Scaling TQL

TQL is designed to be scalable out of the box, via three main approaches: executing queries on a cluster with Spark, representative downsampling, and pre-computation with named variables.

from zeenk.tql import *
------------------------------------------------------------------
           Version: 20.1.17-SNAPSHOT
 Version Timestamp: 2021-08-06 21:43:03
       Version Age: 4 days, 16 hours, 5 minutes, 56 seconds
   Filesystem Root: /Users/zkozick/.noumena/files
 Working Directory: /Users/zkozick/.noumena
Configuration File: /Users/zkozick/.noumena/noumena_conf.yml
       Api Gateway: http://localhost:9000
    Service Status: Icarus: ONLINE, Daedalus: ONLINE
    Service Uptime: 1 days, 50 minutes, 8 seconds
------------------------------------------------------------------

TQL on Spark

Submitting Queries to a Spark Cluster

TQL queries are by default executed on a sample of 1000 timelines inside the API server to ensure interactive response times. TQL also ships with a distributed execution engine, built on top of Apache Spark. In order to use Spark to dispatch your query, simply provide the kwarg spark=True when you call submit:

resultset = select(
  'bid.ad_size', 
  'bid.bid'
).from_events('lethe4')\
.limit(10)\
.submit(spark=True, wait=True)

Click to Abort Job

NOTE: Abort link will open the result of the call in a new tab/window

SUCCESS:  1/1|██████████|, TOTAL ELAPSED=0:00:09, WAIT=0:00:00, PENDING=0:00:01, RUNNING=0:00:07

Spark Resultsets

TQL Queries submitted to Spark also return Resultset objects, but the difference is that each partition in the resultset will have a path to the data on local disk or a distributed file system, instead of the data itself:

resultset.partition('_default').data_path()
'file:/Users/zkozick/.noumena/files/datasets/2021-08-11/118428900272667/data/partition=_default'

Just like interactive resultsets, the partition data can be retrieved using the dataframe() functions:

df = resultset.dataframe() # a python list-of-lists.
df = resultset.spark_dataframe() # a spark dataframe
df = resultset.pandas_dataframe() # a pandas dataframe 

The only difference is that for Spark resultsets, the data will be loaded from disk.

Retrieving Asynchronous Queries and ResultSets

Another difference is that because TQL queries executed on Spark can potentially be long-running operations, they are assigned a unique ID upon submission, that can be retrieved at any point in the future by another script or notebook run on the same machine.
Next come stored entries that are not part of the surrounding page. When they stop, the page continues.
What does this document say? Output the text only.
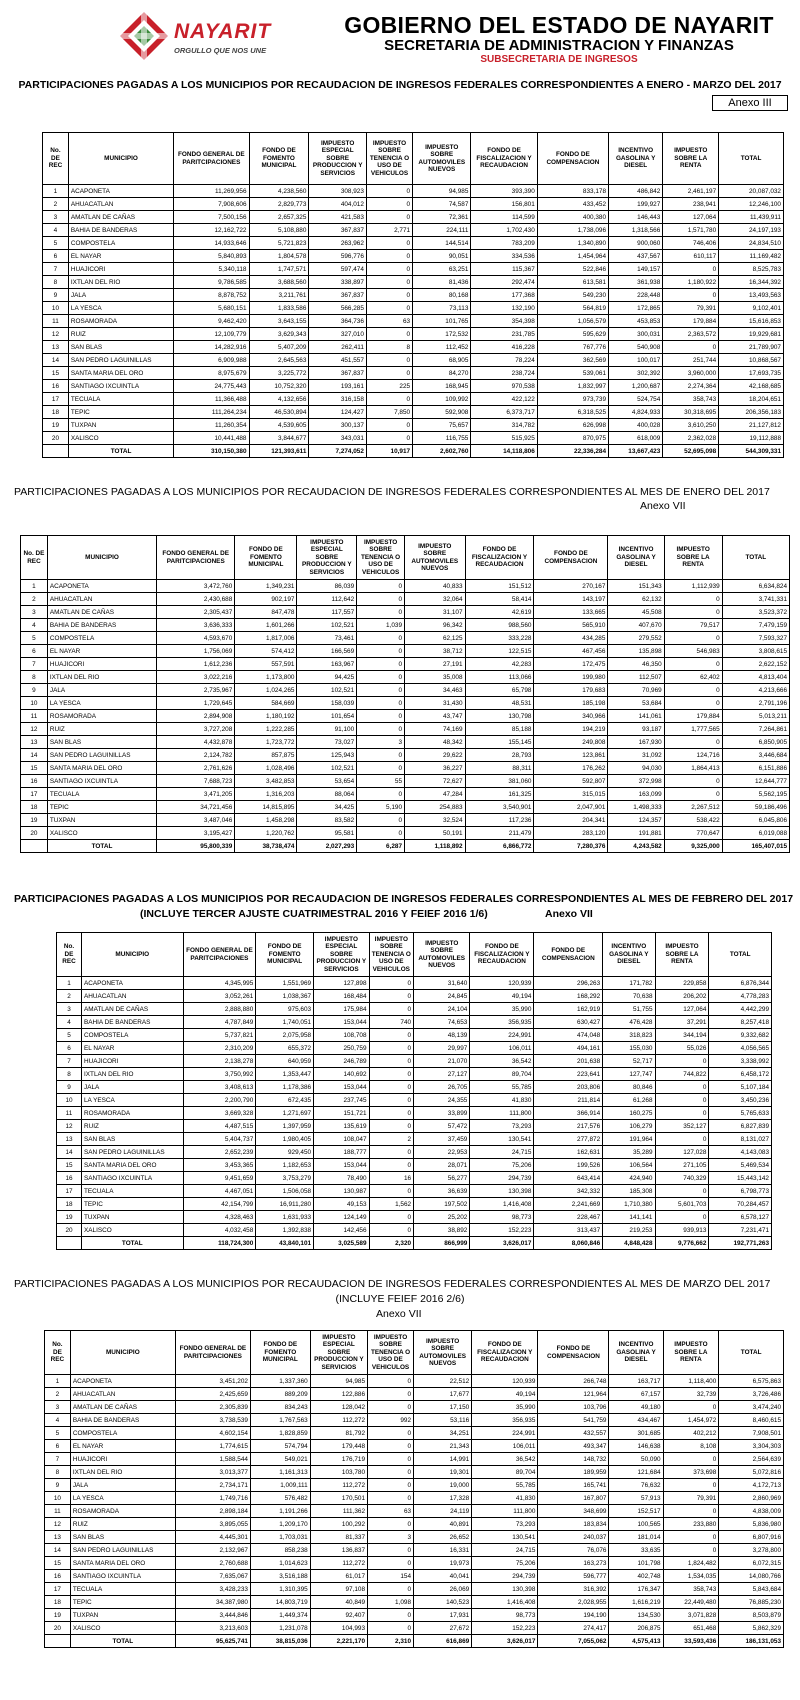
NAYARIT
ORGULLO QUE NOS UNE
GOBIERNO DEL ESTADO DE NAYARIT
SECRETARIA DE ADMINISTRACION Y FINANZAS
SUBSECRETARIA DE INGRESOS
PARTICIPACIONES PAGADAS A LOS MUNICIPIOS POR RECAUDACION DE INGRESOS FEDERALES CORRESPONDIENTES A ENERO - MARZO DEL 2017
Anexo III
No. DE REC	MUNICIPIO	FONDO GENERAL DE PARITCIPACIONES	FONDO DE FOMENTO MUNICIPAL	IMPUESTO ESPECIAL SOBRE PRODUCCION Y SERVICIOS	IMPUESTO SOBRE TENENCIA O USO DE VEHICULOS	IMPUESTO SOBRE AUTOMOVILES NUEVOS	FONDO DE FISCALIZACION Y RECAUDACION	FONDO DE COMPENSACION	INCENTIVO GASOLINA Y DIESEL	IMPUESTO SOBRE LA RENTA	TOTAL
1	ACAPONETA	11,269,956	4,238,560	308,923	0	94,985	393,390	833,178	486,842	2,461,197	20,087,032
2	AHUACATLAN	7,908,606	2,829,773	404,012	0	74,587	156,801	433,452	199,927	238,941	12,246,100
3	AMATLAN DE CAÑAS	7,500,156	2,657,325	421,583	0	72,361	114,599	400,380	146,443	127,064	11,439,911
4	BAHIA DE BANDERAS	12,162,722	5,108,880	367,837	2,771	224,111	1,702,430	1,738,096	1,318,566	1,571,780	24,197,193
5	COMPOSTELA	14,933,646	5,721,823	263,962	0	144,514	783,209	1,340,890	900,060	746,406	24,834,510
6	EL NAYAR	5,840,893	1,804,578	596,776	0	90,051	334,536	1,454,964	437,567	610,117	11,169,482
7	HUAJICORI	5,340,118	1,747,571	597,474	0	63,251	115,367	522,846	149,157	0	8,525,783
8	IXTLAN DEL RIO	9,786,585	3,688,560	338,897	0	81,436	292,474	613,581	361,938	1,180,922	16,344,392
9	JALA	8,878,752	3,211,761	367,837	0	80,168	177,368	549,230	228,448	0	13,493,563
10	LA YESCA	5,680,151	1,833,586	566,285	0	73,113	132,190	564,819	172,865	79,391	9,102,401
11	ROSAMORADA	9,462,420	3,643,155	364,736	63	101,765	354,398	1,056,579	453,853	179,884	15,616,853
12	RUIZ	12,109,779	3,629,343	327,010	0	172,532	231,785	595,629	300,031	2,363,572	19,929,681
13	SAN BLAS	14,282,916	5,407,209	262,411	8	112,452	416,228	767,776	540,908	0	21,789,907
14	SAN PEDRO LAGUINILLAS	6,909,988	2,645,563	451,557	0	68,905	78,224	362,569	100,017	251,744	10,868,567
15	SANTA MARIA DEL ORO	8,975,679	3,225,772	367,837	0	84,270	238,724	539,061	302,392	3,960,000	17,693,735
16	SANTIAGO IXCUINTLA	24,775,443	10,752,320	193,161	225	168,945	970,538	1,832,997	1,200,687	2,274,364	42,168,685
17	TECUALA	11,366,488	4,132,656	316,158	0	109,992	422,122	973,739	524,754	358,743	18,204,651
18	TEPIC	111,264,234	46,530,894	124,427	7,850	592,908	6,373,717	6,318,525	4,824,933	30,318,695	206,356,183
19	TUXPAN	11,260,354	4,539,605	300,137	0	75,657	314,782	626,998	400,028	3,610,250	21,127,812
20	XALISCO	10,441,488	3,844,677	343,031	0	116,755	515,925	870,975	618,009	2,362,028	19,112,888
	TOTAL	310,150,380	121,393,611	7,274,052	10,917	2,602,760	14,118,806	22,336,284	13,667,423	52,695,098	544,309,331
PARTICIPACIONES PAGADAS A LOS MUNICIPIOS POR RECAUDACION DE INGRESOS FEDERALES CORRESPONDIENTES AL MES DE ENERO DEL 2017
Anexo VII
No. DE REC	MUNICIPIO	FONDO GENERAL DE PARITCIPACIONES	FONDO DE FOMENTO MUNICIPAL	IMPUESTO ESPECIAL SOBRE PRODUCCION Y SERVICIOS	IMPUESTO SOBRE TENENCIA O USO DE VEHICULOS	IMPUESTO SOBRE AUTOMOVILES NUEVOS	FONDO DE FISCALIZACION Y RECAUDACION	FONDO DE COMPENSACION	INCENTIVO GASOLINA Y DIESEL	IMPUESTO SOBRE LA RENTA	TOTAL
1	ACAPONETA	3,472,760	1,349,231	86,039	0	40,833	151,512	270,167	151,343	1,112,939	6,634,824
2	AHUACATLAN	2,430,688	902,197	112,642	0	32,064	58,414	143,197	62,132	0	3,741,331
3	AMATLAN DE CAÑAS	2,305,437	847,478	117,557	0	31,107	42,619	133,665	45,508	0	3,523,372
4	BAHIA DE BANDERAS	3,636,333	1,601,266	102,521	1,039	96,342	988,560	565,910	407,670	79,517	7,479,159
5	COMPOSTELA	4,593,670	1,817,006	73,461	0	62,125	333,228	434,285	279,552	0	7,593,327
6	EL NAYAR	1,756,069	574,412	166,569	0	38,712	122,515	467,456	135,898	546,983	3,808,615
7	HUAJICORI	1,612,236	557,591	163,967	0	27,191	42,283	172,475	46,350	0	2,622,152
8	IXTLAN DEL RIO	3,022,216	1,173,800	94,425	0	35,008	113,066	199,980	112,507	62,402	4,813,404
9	JALA	2,735,967	1,024,265	102,521	0	34,463	65,798	179,683	70,969	0	4,213,666
10	LA YESCA	1,729,645	584,669	158,039	0	31,430	48,531	185,198	53,684	0	2,791,196
11	ROSAMORADA	2,894,908	1,180,192	101,654	0	43,747	130,798	340,966	141,061	179,884	5,013,211
12	RUIZ	3,727,208	1,222,285	91,100	0	74,169	85,188	194,219	93,187	1,777,565	7,264,861
13	SAN BLAS	4,432,878	1,723,772	73,027	3	48,342	155,145	249,808	167,930	0	6,850,905
14	SAN PEDRO LAGUINILLAS	2,124,782	857,875	125,943	0	29,622	28,793	123,861	31,092	124,716	3,446,684
15	SANTA MARIA DEL ORO	2,761,626	1,028,496	102,521	0	36,227	88,311	176,262	94,030	1,864,413	6,151,886
16	SANTIAGO IXCUINTLA	7,688,723	3,482,853	53,654	55	72,627	381,060	592,807	372,998	0	12,644,777
17	TECUALA	3,471,205	1,316,203	88,064	0	47,284	161,325	315,015	163,099	0	5,562,195
18	TEPIC	34,721,456	14,815,895	34,425	5,190	254,883	3,540,901	2,047,901	1,498,333	2,267,512	59,186,496
19	TUXPAN	3,487,046	1,458,298	83,582	0	32,524	117,236	204,341	124,357	538,422	6,045,806
20	XALISCO	3,195,427	1,220,762	95,581	0	50,191	211,479	283,120	191,881	770,647	6,019,088
	TOTAL	95,800,339	38,738,474	2,027,293	6,287	1,118,892	6,866,772	7,280,376	4,243,582	9,325,000	165,407,015
PARTICIPACIONES PAGADAS A LOS MUNICIPIOS POR RECAUDACION DE INGRESOS FEDERALES CORRESPONDIENTES AL MES DE FEBRERO DEL 2017
(INCLUYE TERCER AJUSTE CUATRIMESTRAL 2016 Y FEIEF 2016 1/6)	Anexo VII
No. DE REC	MUNICIPIO	FONDO GENERAL DE PARITCIPACIONES	FONDO DE FOMENTO MUNICIPAL	IMPUESTO ESPECIAL SOBRE PRODUCCION Y SERVICIOS	IMPUESTO SOBRE TENENCIA O USO DE VEHICULOS	IMPUESTO SOBRE AUTOMOVILES NUEVOS	FONDO DE FISCALIZACION Y RECAUDACION	FONDO DE COMPENSACION	INCENTIVO GASOLINA Y DIESEL	IMPUESTO SOBRE LA RENTA	TOTAL
1	ACAPONETA	4,345,995	1,551,969	127,898	0	31,640	120,939	296,263	171,782	229,858	6,876,344
2	AHUACATLAN	3,052,261	1,038,367	168,484	0	24,845	49,194	168,292	70,638	206,202	4,778,283
3	AMATLAN DE CAÑAS	2,888,880	975,603	175,984	0	24,104	35,990	162,919	51,755	127,064	4,442,299
4	BAHIA DE BANDERAS	4,787,849	1,740,051	153,044	740	74,653	356,935	630,427	476,428	37,291	8,257,418
5	COMPOSTELA	5,737,821	2,075,958	108,708	0	48,139	224,991	474,048	318,823	344,194	9,332,682
6	EL NAYAR	2,310,209	655,372	250,759	0	29,997	106,011	494,161	155,030	55,026	4,056,565
7	HUAJICORI	2,138,278	640,959	246,789	0	21,070	36,542	201,638	52,717	0	3,338,992
8	IXTLAN DEL RIO	3,750,992	1,353,447	140,692	0	27,127	89,704	223,641	127,747	744,822	6,458,172
9	JALA	3,408,613	1,178,386	153,044	0	26,705	55,785	203,806	80,846	0	5,107,184
10	LA YESCA	2,200,790	672,435	237,745	0	24,355	41,830	211,814	61,268	0	3,450,236
11	ROSAMORADA	3,669,328	1,271,697	151,721	0	33,899	111,800	366,914	160,275	0	5,765,633
12	RUIZ	4,487,515	1,397,959	135,619	0	57,472	73,293	217,576	106,279	352,127	6,827,839
13	SAN BLAS	5,404,737	1,980,405	108,047	2	37,459	130,541	277,872	191,964	0	8,131,027
14	SAN PEDRO LAGUINILLAS	2,652,239	929,450	188,777	0	22,953	24,715	162,631	35,289	127,028	4,143,083
15	SANTA MARIA DEL ORO	3,453,365	1,182,653	153,044	0	28,071	75,206	199,526	106,564	271,105	5,469,534
16	SANTIAGO IXCUINTLA	9,451,659	3,753,279	78,490	16	56,277	294,739	643,414	424,940	740,329	15,443,142
17	TECUALA	4,467,051	1,506,058	130,987	0	36,639	130,398	342,332	185,308	0	6,798,773
18	TEPIC	42,154,799	16,911,280	49,153	1,562	197,502	1,416,408	2,241,669	1,710,380	5,601,703	70,284,457
19	TUXPAN	4,328,463	1,631,933	124,149	0	25,202	98,773	228,467	141,141	0	6,578,127
20	XALISCO	4,032,458	1,392,838	142,456	0	38,892	152,223	313,437	219,253	939,913	7,231,471
	TOTAL	118,724,300	43,840,101	3,025,589	2,320	866,999	3,626,017	8,060,846	4,848,428	9,776,662	192,771,263
PARTICIPACIONES PAGADAS A LOS MUNICIPIOS POR RECAUDACION DE INGRESOS FEDERALES CORRESPONDIENTES AL MES DE MARZO DEL 2017
(INCLUYE FEIEF 2016 2/6)
Anexo VII
No. DE REC	MUNICIPIO	FONDO GENERAL DE PARITCIPACIONES	FONDO DE FOMENTO MUNICIPAL	IMPUESTO ESPECIAL SOBRE PRODUCCION Y SERVICIOS	IMPUESTO SOBRE TENENCIA O USO DE VEHICULOS	IMPUESTO SOBRE AUTOMOVILES NUEVOS	FONDO DE FISCALIZACION Y RECAUDACION	FONDO DE COMPENSACION	INCENTIVO GASOLINA Y DIESEL	IMPUESTO SOBRE LA RENTA	TOTAL
1	ACAPONETA	3,451,202	1,337,360	94,985	0	22,512	120,939	266,748	163,717	1,118,400	6,575,863
2	AHUACATLAN	2,425,659	889,209	122,886	0	17,677	49,194	121,964	67,157	32,739	3,726,486
3	AMATLAN DE CAÑAS	2,305,839	834,243	128,042	0	17,150	35,990	103,796	49,180	0	3,474,240
4	BAHIA DE BANDERAS	3,738,539	1,767,563	112,272	992	53,116	356,935	541,759	434,467	1,454,972	8,460,615
5	COMPOSTELA	4,602,154	1,828,859	81,792	0	34,251	224,991	432,557	301,685	402,212	7,908,501
6	EL NAYAR	1,774,615	574,794	179,448	0	21,343	106,011	493,347	146,638	8,108	3,304,303
7	HUAJICORI	1,588,544	549,021	176,719	0	14,991	36,542	148,732	50,090	0	2,564,639
8	IXTLAN DEL RIO	3,013,377	1,161,313	103,780	0	19,301	89,704	189,959	121,684	373,698	5,072,816
9	JALA	2,734,171	1,009,111	112,272	0	19,000	55,785	165,741	76,632	0	4,172,713
10	LA YESCA	1,749,716	576,482	170,501	0	17,328	41,830	167,807	57,913	79,391	2,860,969
11	ROSAMORADA	2,898,184	1,191,266	111,362	63	24,119	111,800	348,699	152,517	0	4,838,009
12	RUIZ	3,895,055	1,209,170	100,292	0	40,891	73,293	183,834	100,565	233,880	5,836,980
13	SAN BLAS	4,445,301	1,703,031	81,337	3	26,652	130,541	240,037	181,014	0	6,807,916
14	SAN PEDRO LAGUINILLAS	2,132,967	858,238	136,837	0	16,331	24,715	76,076	33,635	0	3,278,800
15	SANTA MARIA DEL ORO	2,760,688	1,014,623	112,272	0	19,973	75,206	163,273	101,798	1,824,482	6,072,315
16	SANTIAGO IXCUINTLA	7,635,067	3,516,188	61,017	154	40,041	294,739	596,777	402,748	1,534,035	14,080,766
17	TECUALA	3,428,233	1,310,395	97,108	0	26,069	130,398	316,392	176,347	358,743	5,843,684
18	TEPIC	34,387,980	14,803,719	40,849	1,098	140,523	1,416,408	2,028,955	1,616,219	22,449,480	76,885,230
19	TUXPAN	3,444,846	1,449,374	92,407	0	17,931	98,773	194,190	134,530	3,071,828	8,503,879
20	XALISCO	3,213,603	1,231,078	104,993	0	27,672	152,223	274,417	206,875	651,468	5,862,329
	TOTAL	95,625,741	38,815,036	2,221,170	2,310	616,869	3,626,017	7,055,062	4,575,413	33,593,436	186,131,053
Get the id of the Resultset by calling get_id():

resultset.get_id()
459

You can then use this ID to retrieve the Query with the TQL function load_query(id), or the Resultset with load_resultset(id)

Connecting to an external Spark Cluster

By default, TQL uses an embedded, in-memory spark cluster with master point of local[*]. If your TQL workloads exceed the capacity of a local, embedded cluster, you should configure TQL to connect to a running spark cluster with a master point of yarn or mesos. In order to do this, add a custom configuration file and change the spark master to point to your desired cluster. For example:

pyspark:
  spark.master: yarn
NOTE If you plan on using TQL on a multi-machine cluster, files created by TQL must be accessible from all nodes, so you must also configure Noumena's filesystem root to use a distributed file system (see next section).

For more info on customizing TQL’s use of Spark, refer to configuring PySpark.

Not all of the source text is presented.